How to Protect Backups Against Ransomware Attacks

Almost everything we do nowadays gets digitalized for the purpose of easy storage and accessibility. Whether it's a private person's projects stored on their own PC, or a huge list of employees, schedules, goods and services owned by a company, nearly every piece of information that's relevant to someone gets the same treatment – it gets turned into data and uploaded into cyberspace. This is why it's not an overstatement to say that getting locked away from that data by being hit with a nasty piece of ransomware is could turn out to be a real catastrophe.

This is especially true when it happens to a person or company that relies heavily on IT to operate its day to day activities – and in this day and age, what company doesn't? The bottom line here is that this is a threat that people should be aware of and needs to be taken seriously. Why?

Cyber-attacks, especially ransomware, has only gotten more sophisticated over the years, and while cybersecurity experts have done excellent work identifying and neutralizing a vast amount of threats, the criminals and crime outfits behind such malicious attacks are still numerous and ingenious.

They have outgrown their initial sloppy attempts at ransomware from a long time ago and have perfected methods to make absolutely sure that their victims have no recourse but to comply with their demands once they get their grubby fingers on the victim's data. To this end, once it gets in, ransomware usually deletes shadow volume copies and disables other methods that may have been put into place with the goal of recovering lost data. Some specifically attack servers and try to infect as many linked machines as possible, not only as a way of propagating but to ensure that the victim has no other recourse but to comply with the criminals' demands.

So what can you do to ensure that you don't fall prey to a devastating ransomware attack?
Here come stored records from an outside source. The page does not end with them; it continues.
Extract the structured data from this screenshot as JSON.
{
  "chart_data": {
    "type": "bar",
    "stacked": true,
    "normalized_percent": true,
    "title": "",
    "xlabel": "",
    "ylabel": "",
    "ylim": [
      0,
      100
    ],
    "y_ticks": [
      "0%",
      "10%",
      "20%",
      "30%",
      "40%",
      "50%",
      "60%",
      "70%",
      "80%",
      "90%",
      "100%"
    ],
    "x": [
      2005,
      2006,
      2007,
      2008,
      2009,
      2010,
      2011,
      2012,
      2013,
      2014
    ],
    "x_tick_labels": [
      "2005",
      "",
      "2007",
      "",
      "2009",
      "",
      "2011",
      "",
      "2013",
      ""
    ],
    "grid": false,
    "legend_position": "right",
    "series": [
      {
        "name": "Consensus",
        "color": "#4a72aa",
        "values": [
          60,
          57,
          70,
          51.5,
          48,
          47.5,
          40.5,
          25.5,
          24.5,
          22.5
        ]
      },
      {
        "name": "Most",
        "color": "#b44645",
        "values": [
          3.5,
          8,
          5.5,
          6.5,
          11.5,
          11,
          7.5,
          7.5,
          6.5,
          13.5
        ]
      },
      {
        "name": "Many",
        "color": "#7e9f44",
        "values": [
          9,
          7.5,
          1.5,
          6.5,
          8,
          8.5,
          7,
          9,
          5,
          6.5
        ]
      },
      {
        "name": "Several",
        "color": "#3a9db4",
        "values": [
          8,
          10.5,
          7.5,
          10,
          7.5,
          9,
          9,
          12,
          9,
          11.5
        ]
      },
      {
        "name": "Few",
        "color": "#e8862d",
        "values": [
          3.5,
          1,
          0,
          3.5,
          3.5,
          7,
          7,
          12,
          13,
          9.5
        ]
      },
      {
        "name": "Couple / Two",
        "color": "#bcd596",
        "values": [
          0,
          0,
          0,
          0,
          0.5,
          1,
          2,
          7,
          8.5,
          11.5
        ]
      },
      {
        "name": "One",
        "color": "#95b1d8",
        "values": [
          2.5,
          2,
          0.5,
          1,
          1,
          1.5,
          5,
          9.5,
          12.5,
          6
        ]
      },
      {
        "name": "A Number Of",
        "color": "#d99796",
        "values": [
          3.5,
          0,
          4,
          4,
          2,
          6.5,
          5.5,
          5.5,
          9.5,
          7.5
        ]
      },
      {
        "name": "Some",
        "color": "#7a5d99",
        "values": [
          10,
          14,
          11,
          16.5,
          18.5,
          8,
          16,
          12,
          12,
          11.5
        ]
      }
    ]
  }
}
Well, aside from overall tightening your cyber-security, educating the people that interact with your IT systems on the subject of cyberthreats and employing adequate anti-malware solutions, there is another, crucial step that you should consider.

Backups

Backups are what turn a malicious attack from an absolute disaster that can ruin your company or cost you your irreplaceable personal data, into a nuisance that will set you back a couple of hours in your work. Originally designed to prevent data loss due to system or hardware failure, they are now an inbuilt feature in many IT systems. However, as we mentioned above, since cybercriminals are wise to this feature, they now attack and disable it, before setting out to do their other dirty work. So how can this be fixed?
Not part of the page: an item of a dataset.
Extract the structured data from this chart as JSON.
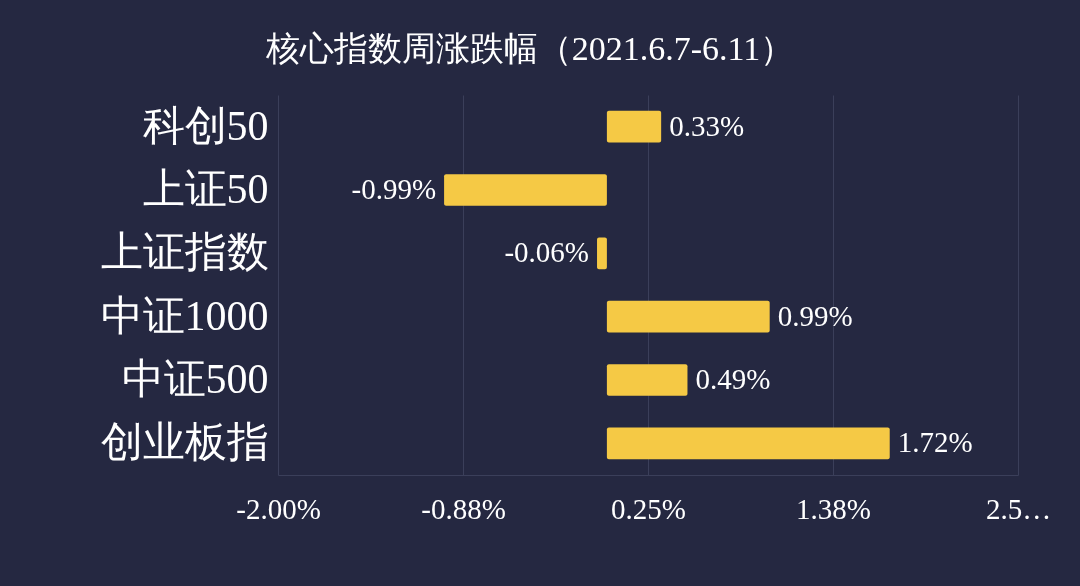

The answer is surprisingly simple. Just put more backup systems in place – the more and more varied they are, the safer your precious data will be. Understandably, regular backups on multiple systems may look like just another couple of extra hoops that you need to jump through, just to be able to function – but in a pinch, the benefits of this type of maintenance outweigh whatever resource costs may have been incurred immeasurably.

But how much should you back up, exactly?

The now popular "3-2-1" rule states that in order to have the minimum amount of security for your data, you need to have three different copies of your data, on two different media, one of which is off-site. This is the bare minimum that ensures that you have recourse, even in the direst situation – and what situation can be more grievous than losing all your locally stored data encrypted and placed at the mercy of some cyber crook? The exact nature of the media and the details concerning the off-site service that you need to employ, is, of course, up to you. It should be chosen based on your personal preferences and needs – and naturally, you can add extra layers of protection as you see fit. However, it is crucial to keep the "3-2-1" rule in mind, as a bare minimum of backup necessary to keep your data safe from all sort of data-loss related disaster in general, and ransomware attacks in particular.